In perhaps the most interesting part of the Court's decision, Justice Breyer writes separately, joined in part by Justice Scalia, to set forth the "substantial agreement among many Members of the Court on many of the fundamental issues of patent law raised by this case" (emphasis in original). These include:
• First, "although the test of §101 is broad, it is not without limit," citing Chakrabarty, Benson, and Diehr.
• Second, the "machine-or-transformation" test "has repeatedly helped the Court to determine what is 'a patentable process.'"
• Third, while the "machine-or-transformation" test "has always been a 'useful and important clue,' it has never been the 'sole test' for determining patentability." It is rather "an important example of how a court can determine patentability under 101"; the Federal Circuit's mistake was in treating it as the "exclusive test" (emphases in original).
• Fourth, "although the machine-or-transformation test is not the only test for patentability, this by no means indicates that anything which produces a "useful, concrete and tangible result' . . . is patentable." Indeed, Justice Breyer states that insofar as the Federal Circuit repudiated that standard from State Street, "nothing in today's decision should be taken as disapproving of that determination."

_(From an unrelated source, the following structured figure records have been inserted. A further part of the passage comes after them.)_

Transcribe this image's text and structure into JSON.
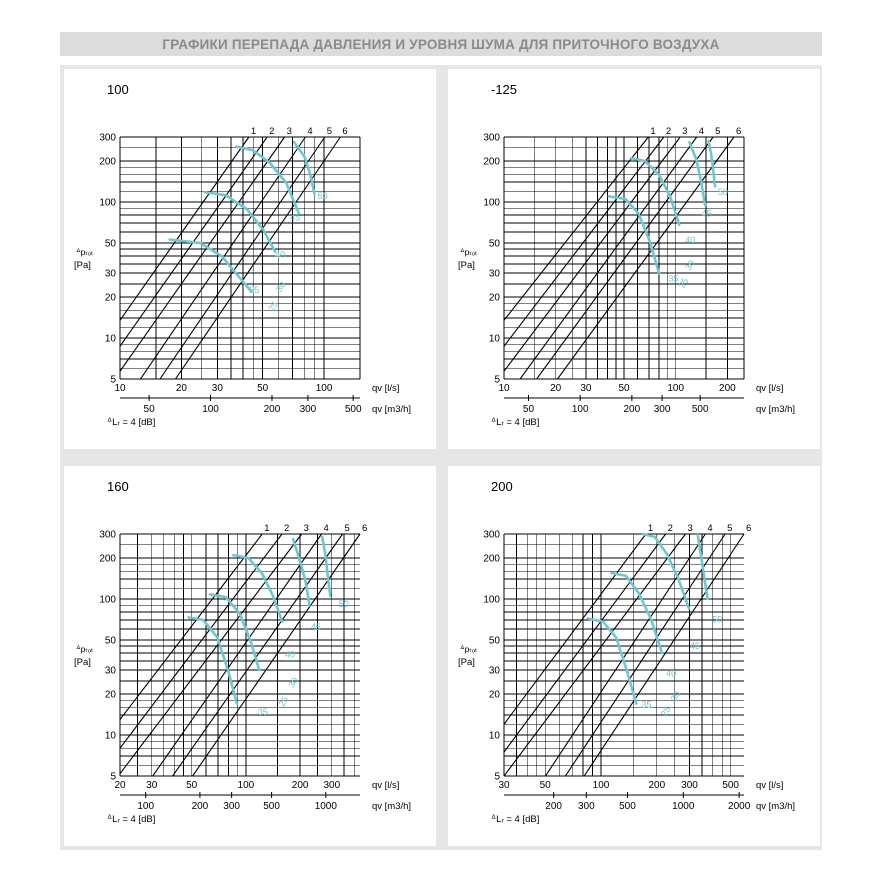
{
  "page": {
    "title": "ГРАФИКИ ПЕРЕПАДА ДАВЛЕНИЯ И УРОВНЯ ШУМА ДЛЯ ПРИТОЧНОГО ВОЗДУХА"
  },
  "colors": {
    "curve": "#6cc7d3",
    "grid": "#000000",
    "background": "#e6e6e6",
    "title_bg": "#dcdcdc",
    "title_text": "#8a8a8a"
  },
  "chart_data": [
    {
      "type": "line",
      "title": "100",
      "x_scale": "log",
      "y_scale": "log",
      "xlim": [
        10,
        150
      ],
      "ylim": [
        5,
        300
      ],
      "y_ticks": [
        5,
        10,
        20,
        30,
        50,
        100,
        200,
        300
      ],
      "x_ticks_ls": [
        10,
        20,
        30,
        50,
        100
      ],
      "x_tick_labels_ls": [
        "10",
        "20",
        "30",
        "50",
        "100"
      ],
      "x_ticks_m3h": [
        50,
        100,
        200,
        300,
        500
      ],
      "xlabel_ls": "qv [l/s]",
      "xlabel_m3h": "qv [m3/h]",
      "ylabel_top": "ᐞpₜₒₜ",
      "ylabel_bottom": "[Pa]",
      "dl_label": "ᐞLᵣ = 4 [dB]",
      "system_lines": [
        {
          "name": "1",
          "q": [
            10,
            42.8
          ],
          "p": [
            13.5,
            300
          ]
        },
        {
          "name": "2",
          "q": [
            10,
            52.6
          ],
          "p": [
            8.7,
            300
          ]
        },
        {
          "name": "3",
          "q": [
            10,
            64.1
          ],
          "p": [
            5.7,
            300
          ]
        },
        {
          "name": "4",
          "q": [
            12.6,
            81.0
          ],
          "p": [
            5,
            300
          ]
        },
        {
          "name": "5",
          "q": [
            15.7,
            100.8
          ],
          "p": [
            5,
            300
          ]
        },
        {
          "name": "6",
          "q": [
            18.7,
            120.2
          ],
          "p": [
            5,
            300
          ]
        }
      ],
      "fan_curves": [
        {
          "q": [
            37.2,
            44.7,
            54.0,
            65.3,
            75.4
          ],
          "p": [
            255,
            240,
            195,
            138,
            82
          ]
        },
        {
          "q": [
            26.0,
            33.0,
            42.0,
            50.5,
            57.6
          ],
          "p": [
            118,
            112,
            88,
            62,
            43
          ]
        },
        {
          "q": [
            17.5,
            24.6,
            31.5,
            37.6,
            44.0
          ],
          "p": [
            53,
            50,
            40,
            29,
            22
          ]
        },
        {
          "q": [
            71.3,
            80.2,
            85.5,
            89.8
          ],
          "p": [
            275,
            215,
            160,
            115
          ]
        }
      ],
      "noise_values": [
        {
          "q": 93.0,
          "p": 105,
          "label": "50"
        },
        {
          "q": 68.2,
          "p": 73,
          "label": "45"
        },
        {
          "q": 57.6,
          "p": 39,
          "label": "40"
        },
        {
          "q": 43.0,
          "p": 21.5,
          "label": "35"
        },
        {
          "q": 56.1,
          "p": 15.5,
          "label": "25",
          "rotate": -58
        },
        {
          "q": 61.3,
          "p": 21.5,
          "label": "30",
          "rotate": -58
        }
      ]
    },
    {
      "type": "line",
      "title": "-125",
      "x_scale": "log",
      "y_scale": "log",
      "xlim": [
        10,
        250
      ],
      "ylim": [
        5,
        300
      ],
      "y_ticks": [
        5,
        10,
        20,
        30,
        50,
        100,
        200,
        300
      ],
      "x_ticks_ls": [
        10,
        20,
        30,
        50,
        100,
        200
      ],
      "x_tick_labels_ls": [
        "10",
        "20",
        "30",
        "50",
        "100",
        "200"
      ],
      "x_ticks_m3h": [
        50,
        100,
        200,
        300,
        500
      ],
      "xlabel_ls": "qv [l/s]",
      "xlabel_m3h": "qv [m3/h]",
      "ylabel_top": "ᐞpₜₒₜ",
      "ylabel_bottom": "[Pa]",
      "dl_label": "ᐞLᵣ = 4 [dB]",
      "system_lines": [
        {
          "name": "1",
          "q": [
            10,
            69.3
          ],
          "p": [
            13.5,
            300
          ]
        },
        {
          "name": "2",
          "q": [
            10,
            85.3
          ],
          "p": [
            8.7,
            300
          ]
        },
        {
          "name": "3",
          "q": [
            10,
            106.2
          ],
          "p": [
            5.7,
            300
          ]
        },
        {
          "name": "4",
          "q": [
            12.4,
            132.6
          ],
          "p": [
            5,
            300
          ]
        },
        {
          "name": "5",
          "q": [
            15.5,
            165.2
          ],
          "p": [
            5,
            300
          ]
        },
        {
          "name": "6",
          "q": [
            20.5,
            218.5
          ],
          "p": [
            5,
            300
          ]
        }
      ],
      "fan_curves": [
        {
          "q": [
            55.0,
            66.3,
            79.9,
            92.8,
            104.8
          ],
          "p": [
            210,
            200,
            158,
            110,
            68
          ]
        },
        {
          "q": [
            40.8,
            51.0,
            60.8,
            70.5,
            79.9
          ],
          "p": [
            110,
            105,
            82,
            52,
            30
          ]
        },
        {
          "q": [
            120.2,
            131.8,
            140.9,
            148.3
          ],
          "p": [
            275,
            205,
            140,
            95
          ]
        },
        {
          "q": [
            155.6,
            160.9,
            165.2,
            169.4
          ],
          "p": [
            280,
            225,
            175,
            130
          ]
        }
      ],
      "noise_values": [
        {
          "q": 176.1,
          "p": 112,
          "label": "50"
        },
        {
          "q": 141.7,
          "p": 78,
          "label": "45"
        },
        {
          "q": 113.7,
          "p": 50,
          "label": "40"
        },
        {
          "q": 90.7,
          "p": 26,
          "label": "35"
        },
        {
          "q": 111.1,
          "p": 23,
          "label": "25",
          "rotate": -58
        },
        {
          "q": 120.9,
          "p": 31,
          "label": "30",
          "rotate": -58
        }
      ]
    },
    {
      "type": "line",
      "title": "160",
      "x_scale": "log",
      "y_scale": "log",
      "xlim": [
        20,
        430
      ],
      "ylim": [
        5,
        300
      ],
      "y_ticks": [
        5,
        10,
        20,
        30,
        50,
        100,
        200,
        300
      ],
      "x_ticks_ls": [
        20,
        30,
        50,
        100,
        200,
        300
      ],
      "x_tick_labels_ls": [
        "20",
        "30",
        "50",
        "100",
        "200",
        "300"
      ],
      "x_ticks_m3h": [
        100,
        200,
        300,
        500,
        1000
      ],
      "xlabel_ls": "qv [l/s]",
      "xlabel_m3h": "qv [m3/h]",
      "ylabel_top": "ᐞpₜₒₜ",
      "ylabel_bottom": "[Pa]",
      "dl_label": "ᐞLᵣ = 4 [dB]",
      "system_lines": [
        {
          "name": "1",
          "q": [
            20,
            123.2
          ],
          "p": [
            13,
            300
          ]
        },
        {
          "name": "2",
          "q": [
            20,
            158.6
          ],
          "p": [
            8,
            300
          ]
        },
        {
          "name": "3",
          "q": [
            20,
            204.0
          ],
          "p": [
            5.2,
            300
          ]
        },
        {
          "name": "4",
          "q": [
            30.4,
            263.0
          ],
          "p": [
            5,
            300
          ]
        },
        {
          "name": "5",
          "q": [
            39.2,
            344.0
          ],
          "p": [
            5,
            300
          ]
        },
        {
          "name": "6",
          "q": [
            50.6,
            430.0
          ],
          "p": [
            5,
            300
          ]
        }
      ],
      "fan_curves": [
        {
          "q": [
            85.1,
            103.2,
            122.6,
            141.5,
            159.0
          ],
          "p": [
            210,
            200,
            155,
            105,
            68
          ]
        },
        {
          "q": [
            63.2,
            77.4,
            92.5,
            106.8,
            118.6
          ],
          "p": [
            108,
            103,
            78,
            48,
            30
          ]
        },
        {
          "q": [
            48.1,
            57.9,
            69.6,
            80.1,
            89.2
          ],
          "p": [
            73,
            70,
            52,
            29,
            17
          ]
        },
        {
          "q": [
            182.8,
            199.6,
            214.3,
            225.6
          ],
          "p": [
            275,
            190,
            135,
            90
          ]
        },
        {
          "q": [
            265.6,
            276.4,
            285.4,
            294.1
          ],
          "p": [
            285,
            210,
            145,
            105
          ]
        }
      ],
      "noise_values": [
        {
          "q": 327.7,
          "p": 87,
          "label": "50"
        },
        {
          "q": 229.3,
          "p": 59,
          "label": "45"
        },
        {
          "q": 164.5,
          "p": 37,
          "label": "40"
        },
        {
          "q": 116.4,
          "p": 14,
          "label": "35"
        },
        {
          "q": 161.5,
          "p": 16,
          "label": "25",
          "rotate": -58
        },
        {
          "q": 182.8,
          "p": 22,
          "label": "30",
          "rotate": -58
        }
      ]
    },
    {
      "type": "line",
      "title": "200",
      "x_scale": "log",
      "y_scale": "log",
      "xlim": [
        30,
        590
      ],
      "ylim": [
        5,
        300
      ],
      "y_ticks": [
        5,
        10,
        20,
        30,
        50,
        100,
        200,
        300
      ],
      "x_ticks_ls": [
        30,
        50,
        100,
        200,
        300,
        500
      ],
      "x_tick_labels_ls": [
        "30",
        "50",
        "100",
        "200",
        "300",
        "500"
      ],
      "x_ticks_m3h": [
        200,
        300,
        500,
        1000,
        2000
      ],
      "x_tick_labels_m3h": [
        "200",
        "300",
        "500",
        "1000",
        "2000"
      ],
      "xlabel_ls": "qv [l/s]",
      "xlabel_m3h": "qv [m3/h]",
      "ylabel_top": "ᐞpₜₒₜ",
      "ylabel_bottom": "[Pa]",
      "dl_label": "ᐞLᵣ = 4 [dB]",
      "system_lines": [
        {
          "name": "1",
          "q": [
            30,
            174.5
          ],
          "p": [
            12,
            300
          ]
        },
        {
          "name": "2",
          "q": [
            30,
            223.1
          ],
          "p": [
            7.5,
            300
          ]
        },
        {
          "name": "3",
          "q": [
            30,
            285.3
          ],
          "p": [
            5,
            300
          ]
        },
        {
          "name": "4",
          "q": [
            50.2,
            365.1
          ],
          "p": [
            5,
            300
          ]
        },
        {
          "name": "5",
          "q": [
            64.3,
            466.9
          ],
          "p": [
            5,
            300
          ]
        },
        {
          "name": "6",
          "q": [
            81.2,
            590.0
          ],
          "p": [
            5,
            300
          ]
        }
      ],
      "fan_curves": [
        {
          "q": [
            168.3,
            195.0,
            225.9,
            261.6,
            297.8
          ],
          "p": [
            300,
            285,
            215,
            140,
            85
          ]
        },
        {
          "q": [
            114.0,
            136.2,
            160.0,
            186.8,
            213.1
          ],
          "p": [
            155,
            148,
            110,
            70,
            40
          ]
        },
        {
          "q": [
            84.9,
            102.7,
            120.7,
            137.6,
            154.7
          ],
          "p": [
            72,
            68,
            52,
            30,
            17
          ]
        },
        {
          "q": [
            332.6,
            347.8,
            361.5,
            376.1
          ],
          "p": [
            295,
            200,
            140,
            100
          ]
        }
      ],
      "noise_values": [
        {
          "q": 397.6,
          "p": 67,
          "label": "50"
        },
        {
          "q": 301.7,
          "p": 43,
          "label": "45"
        },
        {
          "q": 224.3,
          "p": 27,
          "label": "40"
        },
        {
          "q": 165.1,
          "p": 16,
          "label": "35"
        },
        {
          "q": 222.7,
          "p": 13.5,
          "label": "25",
          "rotate": -58
        },
        {
          "q": 252.2,
          "p": 17.5,
          "label": "30",
          "rotate": -58
        }
      ]
    }
  ]
}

With these insights in mind, it is clear that the Court as currently constructed will continue to apply a patent-limiting approach to these types of questions. It is equally evident that the Court is not inclined to make sweeping pronouncements or establish bright-line tests on patenting matters, preferring to take a case-by-case approach to developments in this area and to restrict the Federal Circuit when it strays from this path.
Bilski v. Kappos (2010)
Opinion of the Court by Justice Kennedy, joined in full by Chief Justice Roberts and Justices Thomas and Alito and in part by Justice Scalia;
Opinion concurring in the judgment by Justice Stevens, joined by Justices Ginsberg, Breyer, and Sotomayor;
Opinion concurring in the judgment by Justice Breyer, joined in part by Justice Scalia.